In Istio 1.25+, the new Service trafficDistribution field can be used as a lightweight alternative that offers similar benefits without as much complexity.

  • Egress Gateways: ✅ Adopt if needed ✅ if using ambient mode

With sidecar mode, egress gateways are so hard to setup correctly I cannot recommend them. However, ambient mode comes with a complete rework of the feature which is dead-simple to use.

If you need to apply policies to traffic leaving the cluster, this is a good option.

Security

  • Mutual TLS: ✅ Adopt if needed ✅

This is, for many, the bread and butter of Istio. While any feature adds some risk, this is one of the most battle tested aspects of Istio. Better yet, it doesn't require any configuration to get started (though it can be improved with Authorization Policies).

  • Authorization Policies: ✅ Adopt if needed ✅

Overall these go very well with Mutual TLS, and are critical to building a secure mesh.
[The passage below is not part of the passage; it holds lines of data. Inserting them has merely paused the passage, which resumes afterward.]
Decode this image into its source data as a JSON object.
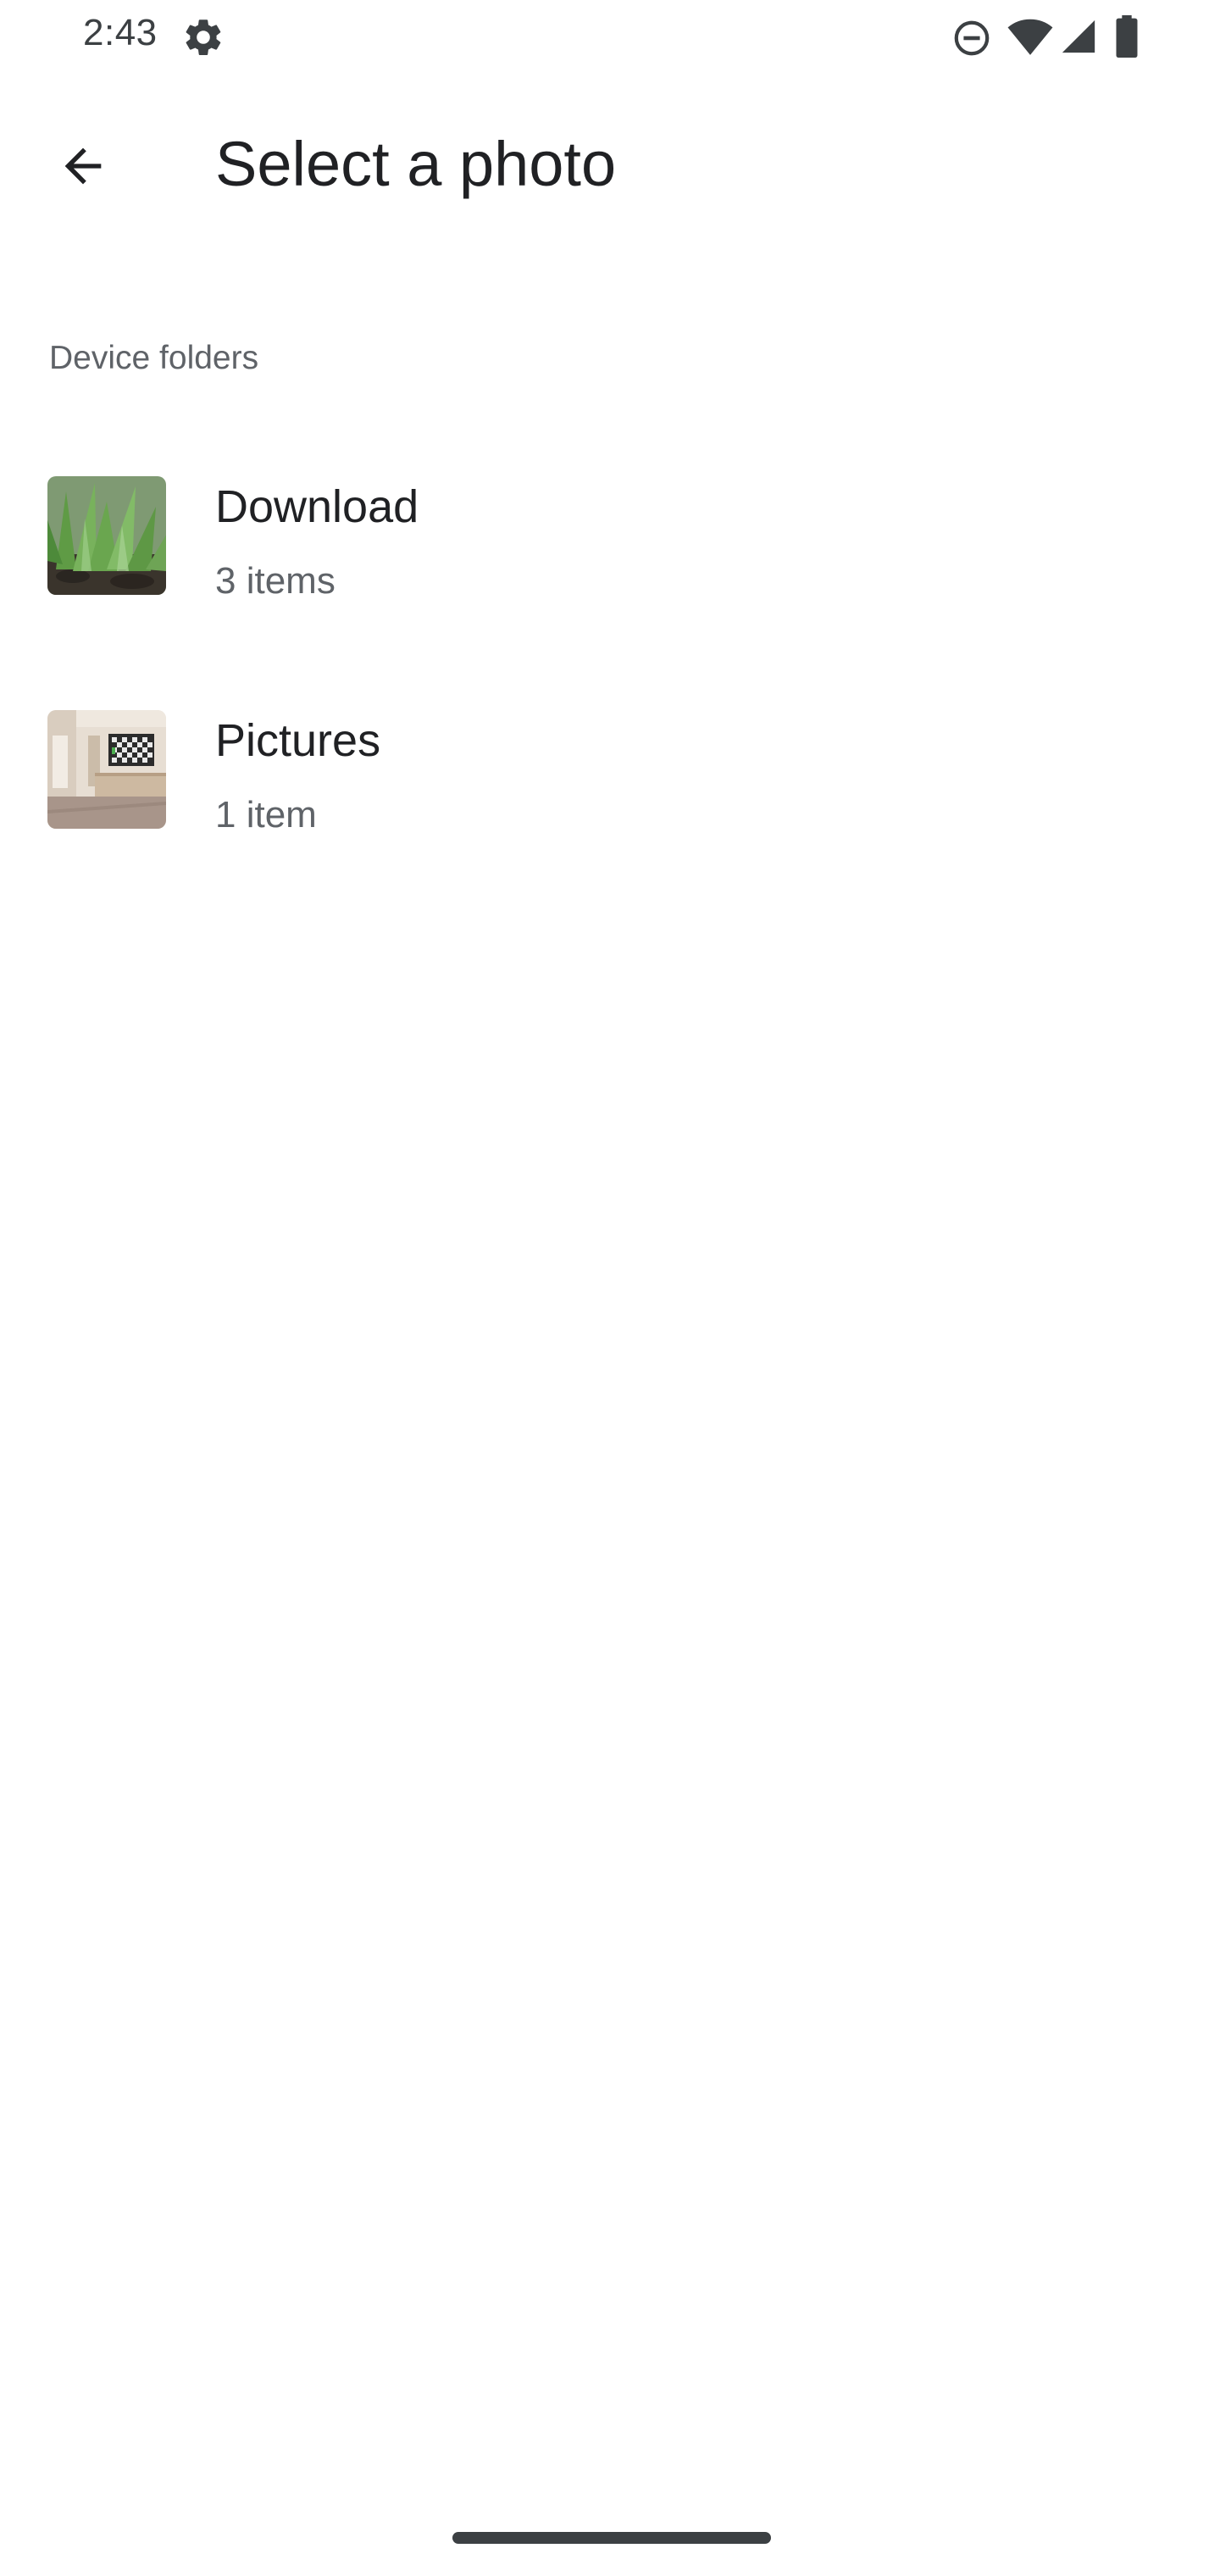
{
  "status_bar": {
    "time": "2:43",
    "icons": [
      "gear-icon",
      "do-not-disturb-icon",
      "wifi-icon",
      "cell-signal-icon",
      "battery-icon"
    ]
  },
  "app_bar": {
    "back_icon": "arrow-back-icon",
    "title": "Select a photo"
  },
  "section": {
    "header": "Device folders"
  },
  "folders": [
    {
      "name": "Download",
      "count": "3 items",
      "thumbnail": "aloe-plant-photo"
    },
    {
      "name": "Pictures",
      "count": "1 item",
      "thumbnail": "room-interior-photo"
    }
  ],
  "colors": {
    "background": "#ffffff",
    "title_text": "#202124",
    "secondary_text": "#5f6368",
    "icon": "#3c4043"
  }
}
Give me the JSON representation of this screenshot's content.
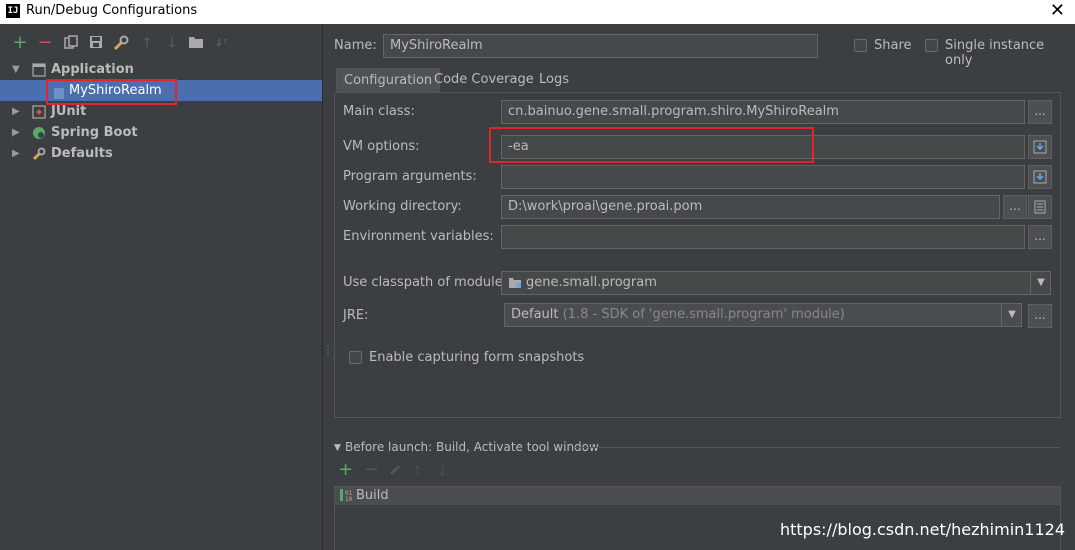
{
  "window": {
    "title": "Run/Debug Configurations",
    "logo_text": "IJ",
    "close_glyph": "✕"
  },
  "toolbar": {
    "icons": [
      "add-icon",
      "remove-icon",
      "copy-icon",
      "save-icon",
      "wrench-icon",
      "move-up-icon",
      "move-down-icon",
      "folder-icon",
      "sort-icon"
    ]
  },
  "tree": {
    "application": "Application",
    "myshirorealm": "MyShiroRealm",
    "junit": "JUnit",
    "spring_boot": "Spring Boot",
    "defaults": "Defaults"
  },
  "header": {
    "name_label": "Name:",
    "name_value": "MyShiroRealm",
    "share_label": "Share",
    "single_instance_label": "Single instance only"
  },
  "tabs": [
    "Configuration",
    "Code Coverage",
    "Logs"
  ],
  "form": {
    "main_class_label": "Main class:",
    "main_class_value": "cn.bainuo.gene.small.program.shiro.MyShiroRealm",
    "vm_options_label": "VM options:",
    "vm_options_value": "-ea",
    "program_args_label": "Program arguments:",
    "program_args_value": "",
    "working_dir_label": "Working directory:",
    "working_dir_value": "D:\\work\\proai\\gene.proai.pom",
    "env_vars_label": "Environment variables:",
    "env_vars_value": "",
    "classpath_label": "Use classpath of module:",
    "classpath_value": "gene.small.program",
    "jre_label": "JRE:",
    "jre_value": "Default",
    "jre_detail": "(1.8 - SDK of 'gene.small.program' module)",
    "snapshots_label": "Enable capturing form snapshots",
    "ellipsis": "...",
    "dropdown_arrow": "▼"
  },
  "before_launch": {
    "title": "Before launch: Build, Activate tool window",
    "toolbar_icons": [
      "add-icon",
      "remove-icon",
      "edit-icon",
      "move-up-icon",
      "move-down-icon"
    ],
    "items": [
      "Build"
    ]
  },
  "watermark": "https://blog.csdn.net/hezhimin1124",
  "colors": {
    "background": "#3c3f41",
    "selection": "#4b6eaf",
    "highlight_box": "#e0262b",
    "add_green": "#59a869",
    "remove_red": "#c75450"
  }
}
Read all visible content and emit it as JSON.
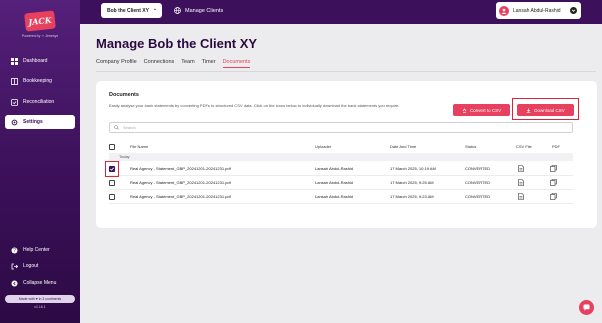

One caveat is that, especially in gateways, configuration generated by these rules can add up to become quite expensive.

  • JWT Request Authentication: 🛑 Avoid if possible 🛑

While this features have pretty compelling use case, it comes with quite a bit of risk and runtime dependencies that are not fully understood or documented. Where possible, I would avoid this features, or adopt cautiously.

I would caveat this that I don't have a ton of real world experience with this, however, so this could be a more fear-based reaction than an educated one.

  • External Authorization: ⚠️ Adopt with caution ⚠️

This feature is incredibly powerful. However, it can be complex to use (if you are building a custom authorization server), and introduces an additional per-request runtime dependency which introduces risk.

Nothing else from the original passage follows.